FOXBOROUGH -- Green Day played a long set when it headlined in front of 40,000-plus fans at Gillette Stadium last Saturday. Last night, the group did just one song and it was a safe choice: ''Boulevard of Broken Dreams," though it wasn't perhaps the most cheerful track to spice a pre-game show featuring the unveiling of another championship banner for the New England Patriots.
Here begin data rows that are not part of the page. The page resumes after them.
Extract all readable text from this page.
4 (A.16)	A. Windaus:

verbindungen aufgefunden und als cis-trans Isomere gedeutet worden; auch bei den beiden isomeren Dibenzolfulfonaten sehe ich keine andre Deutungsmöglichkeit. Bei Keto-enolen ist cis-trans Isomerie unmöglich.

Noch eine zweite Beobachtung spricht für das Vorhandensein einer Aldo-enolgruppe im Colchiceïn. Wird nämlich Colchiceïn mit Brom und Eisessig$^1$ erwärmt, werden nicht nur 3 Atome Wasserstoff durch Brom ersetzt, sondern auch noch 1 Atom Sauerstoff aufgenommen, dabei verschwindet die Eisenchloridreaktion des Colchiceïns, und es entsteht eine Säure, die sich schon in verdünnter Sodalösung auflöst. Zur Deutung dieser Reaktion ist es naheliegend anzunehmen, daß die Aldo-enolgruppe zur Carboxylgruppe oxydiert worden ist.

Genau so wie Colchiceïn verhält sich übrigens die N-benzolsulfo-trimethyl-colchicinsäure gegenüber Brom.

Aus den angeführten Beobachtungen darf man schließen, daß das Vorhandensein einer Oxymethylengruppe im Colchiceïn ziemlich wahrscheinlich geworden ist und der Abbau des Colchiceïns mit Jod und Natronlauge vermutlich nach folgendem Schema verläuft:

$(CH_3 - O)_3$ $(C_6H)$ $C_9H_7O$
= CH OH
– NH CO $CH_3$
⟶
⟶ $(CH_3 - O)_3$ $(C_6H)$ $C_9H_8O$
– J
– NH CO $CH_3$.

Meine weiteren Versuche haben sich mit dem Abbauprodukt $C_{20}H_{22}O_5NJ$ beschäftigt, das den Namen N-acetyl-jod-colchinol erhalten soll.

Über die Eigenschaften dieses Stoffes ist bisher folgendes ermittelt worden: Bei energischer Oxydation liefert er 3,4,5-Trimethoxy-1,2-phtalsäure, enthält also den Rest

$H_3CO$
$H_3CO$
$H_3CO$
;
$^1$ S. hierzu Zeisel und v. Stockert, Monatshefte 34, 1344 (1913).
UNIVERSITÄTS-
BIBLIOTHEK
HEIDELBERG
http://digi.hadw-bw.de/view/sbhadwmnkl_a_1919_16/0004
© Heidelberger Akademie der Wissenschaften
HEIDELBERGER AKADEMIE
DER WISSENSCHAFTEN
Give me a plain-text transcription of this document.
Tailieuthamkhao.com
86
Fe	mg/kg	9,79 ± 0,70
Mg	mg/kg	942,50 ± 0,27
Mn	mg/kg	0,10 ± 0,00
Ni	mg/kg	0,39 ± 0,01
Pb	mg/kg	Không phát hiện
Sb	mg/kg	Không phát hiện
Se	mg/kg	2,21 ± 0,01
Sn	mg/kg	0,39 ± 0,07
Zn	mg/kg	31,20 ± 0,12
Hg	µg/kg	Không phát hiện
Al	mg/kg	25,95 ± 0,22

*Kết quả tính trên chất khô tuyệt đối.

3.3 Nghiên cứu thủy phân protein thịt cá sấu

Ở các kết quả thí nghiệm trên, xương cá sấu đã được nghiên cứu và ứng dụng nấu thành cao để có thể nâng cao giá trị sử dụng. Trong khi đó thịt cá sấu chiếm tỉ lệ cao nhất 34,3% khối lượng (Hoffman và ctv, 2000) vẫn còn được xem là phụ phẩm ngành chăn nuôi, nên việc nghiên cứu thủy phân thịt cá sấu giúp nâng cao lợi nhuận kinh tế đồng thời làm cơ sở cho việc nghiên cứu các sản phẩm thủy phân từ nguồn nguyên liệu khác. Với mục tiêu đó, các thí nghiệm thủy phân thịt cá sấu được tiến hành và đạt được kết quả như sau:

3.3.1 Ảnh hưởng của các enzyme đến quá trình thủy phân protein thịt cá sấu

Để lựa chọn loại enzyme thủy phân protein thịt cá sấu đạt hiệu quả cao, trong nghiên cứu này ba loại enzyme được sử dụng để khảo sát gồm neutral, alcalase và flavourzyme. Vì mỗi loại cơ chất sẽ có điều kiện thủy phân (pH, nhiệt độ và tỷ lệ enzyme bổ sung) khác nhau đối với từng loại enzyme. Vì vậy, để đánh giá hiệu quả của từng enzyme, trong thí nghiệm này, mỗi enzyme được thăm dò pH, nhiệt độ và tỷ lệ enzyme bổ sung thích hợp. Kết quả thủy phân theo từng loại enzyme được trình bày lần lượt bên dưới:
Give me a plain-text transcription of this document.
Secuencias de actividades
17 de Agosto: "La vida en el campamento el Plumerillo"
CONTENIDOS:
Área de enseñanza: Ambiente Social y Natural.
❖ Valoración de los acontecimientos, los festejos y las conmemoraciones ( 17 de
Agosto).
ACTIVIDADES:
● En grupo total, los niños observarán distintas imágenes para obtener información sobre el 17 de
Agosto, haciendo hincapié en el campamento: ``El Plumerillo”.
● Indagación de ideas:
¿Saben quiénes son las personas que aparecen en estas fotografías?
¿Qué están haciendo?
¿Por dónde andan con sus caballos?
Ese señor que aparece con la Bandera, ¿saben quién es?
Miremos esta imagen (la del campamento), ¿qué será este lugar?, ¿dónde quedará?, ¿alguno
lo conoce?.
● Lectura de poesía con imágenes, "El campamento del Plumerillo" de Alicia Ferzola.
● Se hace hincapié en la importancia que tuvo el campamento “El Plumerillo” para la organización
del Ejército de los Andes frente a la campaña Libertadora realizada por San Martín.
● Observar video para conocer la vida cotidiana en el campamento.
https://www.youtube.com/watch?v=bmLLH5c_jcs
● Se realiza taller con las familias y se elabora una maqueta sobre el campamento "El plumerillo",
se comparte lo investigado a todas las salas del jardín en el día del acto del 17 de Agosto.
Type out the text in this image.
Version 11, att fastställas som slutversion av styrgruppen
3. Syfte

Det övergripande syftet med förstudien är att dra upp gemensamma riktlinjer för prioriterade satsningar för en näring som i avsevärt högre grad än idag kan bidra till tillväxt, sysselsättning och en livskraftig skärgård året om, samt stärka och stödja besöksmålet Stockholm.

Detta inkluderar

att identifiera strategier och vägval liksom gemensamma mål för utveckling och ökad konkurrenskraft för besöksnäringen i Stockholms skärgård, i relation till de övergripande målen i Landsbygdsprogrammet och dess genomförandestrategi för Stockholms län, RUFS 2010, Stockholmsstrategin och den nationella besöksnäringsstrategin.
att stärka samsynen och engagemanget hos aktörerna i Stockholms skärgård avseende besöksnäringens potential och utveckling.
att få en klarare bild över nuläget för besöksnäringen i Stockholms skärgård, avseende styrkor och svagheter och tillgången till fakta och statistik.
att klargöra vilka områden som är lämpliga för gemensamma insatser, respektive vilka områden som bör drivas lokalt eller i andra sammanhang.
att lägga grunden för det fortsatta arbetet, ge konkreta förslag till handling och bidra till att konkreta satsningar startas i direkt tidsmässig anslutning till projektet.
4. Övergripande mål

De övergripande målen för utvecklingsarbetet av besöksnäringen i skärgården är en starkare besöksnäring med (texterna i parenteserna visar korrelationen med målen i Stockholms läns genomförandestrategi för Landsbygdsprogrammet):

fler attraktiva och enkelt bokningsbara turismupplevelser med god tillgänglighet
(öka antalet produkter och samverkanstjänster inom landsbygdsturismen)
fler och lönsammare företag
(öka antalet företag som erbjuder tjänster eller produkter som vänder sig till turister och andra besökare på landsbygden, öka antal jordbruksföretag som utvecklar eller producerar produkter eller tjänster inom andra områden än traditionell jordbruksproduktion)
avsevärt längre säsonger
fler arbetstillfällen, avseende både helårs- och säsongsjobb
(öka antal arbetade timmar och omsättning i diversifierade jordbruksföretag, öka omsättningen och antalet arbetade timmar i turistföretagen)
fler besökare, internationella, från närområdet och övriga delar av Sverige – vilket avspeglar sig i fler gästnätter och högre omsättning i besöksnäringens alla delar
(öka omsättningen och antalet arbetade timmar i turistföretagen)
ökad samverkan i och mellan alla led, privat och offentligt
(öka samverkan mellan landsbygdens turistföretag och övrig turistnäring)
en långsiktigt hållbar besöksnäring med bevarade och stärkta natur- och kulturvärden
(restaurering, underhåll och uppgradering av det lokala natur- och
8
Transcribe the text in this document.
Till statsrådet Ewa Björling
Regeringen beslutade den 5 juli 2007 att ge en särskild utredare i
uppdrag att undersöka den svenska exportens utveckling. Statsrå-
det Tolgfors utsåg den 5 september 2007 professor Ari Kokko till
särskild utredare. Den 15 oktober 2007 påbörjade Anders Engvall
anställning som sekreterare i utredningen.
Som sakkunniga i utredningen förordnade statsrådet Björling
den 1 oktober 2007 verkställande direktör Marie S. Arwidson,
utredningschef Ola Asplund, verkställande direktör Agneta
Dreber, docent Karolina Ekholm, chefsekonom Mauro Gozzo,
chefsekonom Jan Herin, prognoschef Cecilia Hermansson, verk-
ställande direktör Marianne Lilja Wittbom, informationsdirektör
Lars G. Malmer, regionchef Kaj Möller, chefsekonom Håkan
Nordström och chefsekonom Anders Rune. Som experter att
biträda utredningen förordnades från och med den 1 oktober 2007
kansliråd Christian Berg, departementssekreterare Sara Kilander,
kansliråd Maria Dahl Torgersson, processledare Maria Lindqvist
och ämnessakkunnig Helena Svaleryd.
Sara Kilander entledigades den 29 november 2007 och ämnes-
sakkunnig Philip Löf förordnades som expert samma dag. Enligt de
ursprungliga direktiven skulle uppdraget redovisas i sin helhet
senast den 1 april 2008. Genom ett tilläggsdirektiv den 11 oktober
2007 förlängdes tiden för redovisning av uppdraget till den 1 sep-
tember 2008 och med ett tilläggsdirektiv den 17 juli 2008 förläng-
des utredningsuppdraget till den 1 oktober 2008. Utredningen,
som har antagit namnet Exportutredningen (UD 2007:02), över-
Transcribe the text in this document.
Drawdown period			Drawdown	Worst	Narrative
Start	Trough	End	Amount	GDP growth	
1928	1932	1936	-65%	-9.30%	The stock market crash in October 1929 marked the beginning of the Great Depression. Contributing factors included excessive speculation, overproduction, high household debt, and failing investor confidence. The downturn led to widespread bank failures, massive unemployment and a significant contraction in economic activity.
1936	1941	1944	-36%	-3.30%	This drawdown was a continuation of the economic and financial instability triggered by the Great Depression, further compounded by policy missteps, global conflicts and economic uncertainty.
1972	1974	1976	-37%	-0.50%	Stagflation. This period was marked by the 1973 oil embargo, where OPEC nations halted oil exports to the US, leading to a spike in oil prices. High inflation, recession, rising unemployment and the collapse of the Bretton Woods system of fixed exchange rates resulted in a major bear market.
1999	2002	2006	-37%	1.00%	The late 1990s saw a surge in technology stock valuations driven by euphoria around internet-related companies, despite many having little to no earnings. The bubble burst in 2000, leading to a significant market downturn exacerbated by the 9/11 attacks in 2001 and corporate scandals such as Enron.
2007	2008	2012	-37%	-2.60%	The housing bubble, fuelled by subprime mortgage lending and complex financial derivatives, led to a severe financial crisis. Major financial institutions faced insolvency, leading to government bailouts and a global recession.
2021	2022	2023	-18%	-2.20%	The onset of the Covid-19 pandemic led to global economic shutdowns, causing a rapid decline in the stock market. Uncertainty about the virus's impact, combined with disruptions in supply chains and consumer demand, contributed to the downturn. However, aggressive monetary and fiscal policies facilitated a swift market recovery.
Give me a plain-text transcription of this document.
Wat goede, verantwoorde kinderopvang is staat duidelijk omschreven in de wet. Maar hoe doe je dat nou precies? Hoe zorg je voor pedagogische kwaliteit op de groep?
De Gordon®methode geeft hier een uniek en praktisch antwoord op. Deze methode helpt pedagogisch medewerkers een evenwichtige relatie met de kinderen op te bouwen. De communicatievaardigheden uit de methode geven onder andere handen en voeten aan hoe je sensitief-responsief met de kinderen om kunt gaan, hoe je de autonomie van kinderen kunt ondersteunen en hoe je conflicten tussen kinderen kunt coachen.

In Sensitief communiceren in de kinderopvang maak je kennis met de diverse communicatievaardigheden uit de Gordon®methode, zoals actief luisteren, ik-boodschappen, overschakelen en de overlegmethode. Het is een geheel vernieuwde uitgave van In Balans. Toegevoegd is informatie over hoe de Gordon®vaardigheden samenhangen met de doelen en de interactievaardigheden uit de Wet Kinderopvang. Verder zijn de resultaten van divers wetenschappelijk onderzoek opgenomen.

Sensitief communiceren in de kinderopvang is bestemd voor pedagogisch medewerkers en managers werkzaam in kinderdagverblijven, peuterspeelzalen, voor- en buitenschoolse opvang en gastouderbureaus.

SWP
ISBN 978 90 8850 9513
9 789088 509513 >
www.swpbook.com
It also was curious to see Green Day wedged into a small, hideaway end-zone stage (Elton John was put on the same stage at last year's pre-game show but at least was allowed to do two songs). Which, of course, raises the question: What are the politics of these pre-game shows all about? Why did Santana get to perform two songs last night from a flashily lit, midfield stage where everyone could see the band -- with cheerleaders drumming up excitement all around them -- while Green Day was shunted into a lonely balcony in back of an end zone?
I certainly don't have the answers, but I can say that last night's pre-game show was another strangely dysfunctional event. Suffice it to say that unadvertised guest Ozzy Osbourne stole the show -- he performed his wild-and-woolly song ''Crazy Train" on a stage inside a giant-sized helmet that folded back to reveal the Ozzman in a Patriots jersey, mugging for the cameras and singing with a keen abandon (with his solo band, not with Black Sabbath).
But much of the rest of the show was just plain weird. For the first 30 minutes of the one-hour event, we didn't even hear acts that were in the stadium. Instead, we got two Rolling Stones songs (the obligatory ''Start Me Up" and surprise choice ''Rough Justice") beamed on video from a taped broadcast in Detroit. And we got remotes of rapper Kanye West and pop rockers Maroon 5 from a generic-looking, red-white-and-blue stage in Los Angeles.
Maroon 5 came off vapidly (doing just one song, ''Harder to Breathe"), while West did one tune, ''Heard 'Em Say." Yet it was disconcerting to hear his name booed loudly by Patriots fans who evidently didn't appreciate his nationally televised comment the other night on a Hurricane Katrina benefit that President Bush ''doesn't care about black people." The boos were thunderous and lasted for much of his number.
Carlos Santana & Co. acquitted themselves well with past hit ''Smooth" and new single ''I'm Feelin' You," with singer Michelle Branch taking a nice guest turn, as she was wheeled to midfield on a stage shaped like a football. But, again, why was Santana given headliner treatment? Green Day has had a much bigger year.
Pats owner Robert Kraft elicited the most cheers when he presided over the banner unveiling and praised ''the greatest fans that any sports team has ever had."
Nashville star Trisha Yearwood ended the hour by singing the national anthem but the performance was marred by fireworks shot off during the line ''and the rockets' red glare." It was a cheesy moment (couldn't they have waited until the end of the song?). It threw her off balance and she struggled to finish the song, but it was just another bizarre occurrence during a pre-game show that tried to do too much, but ended up offering too little.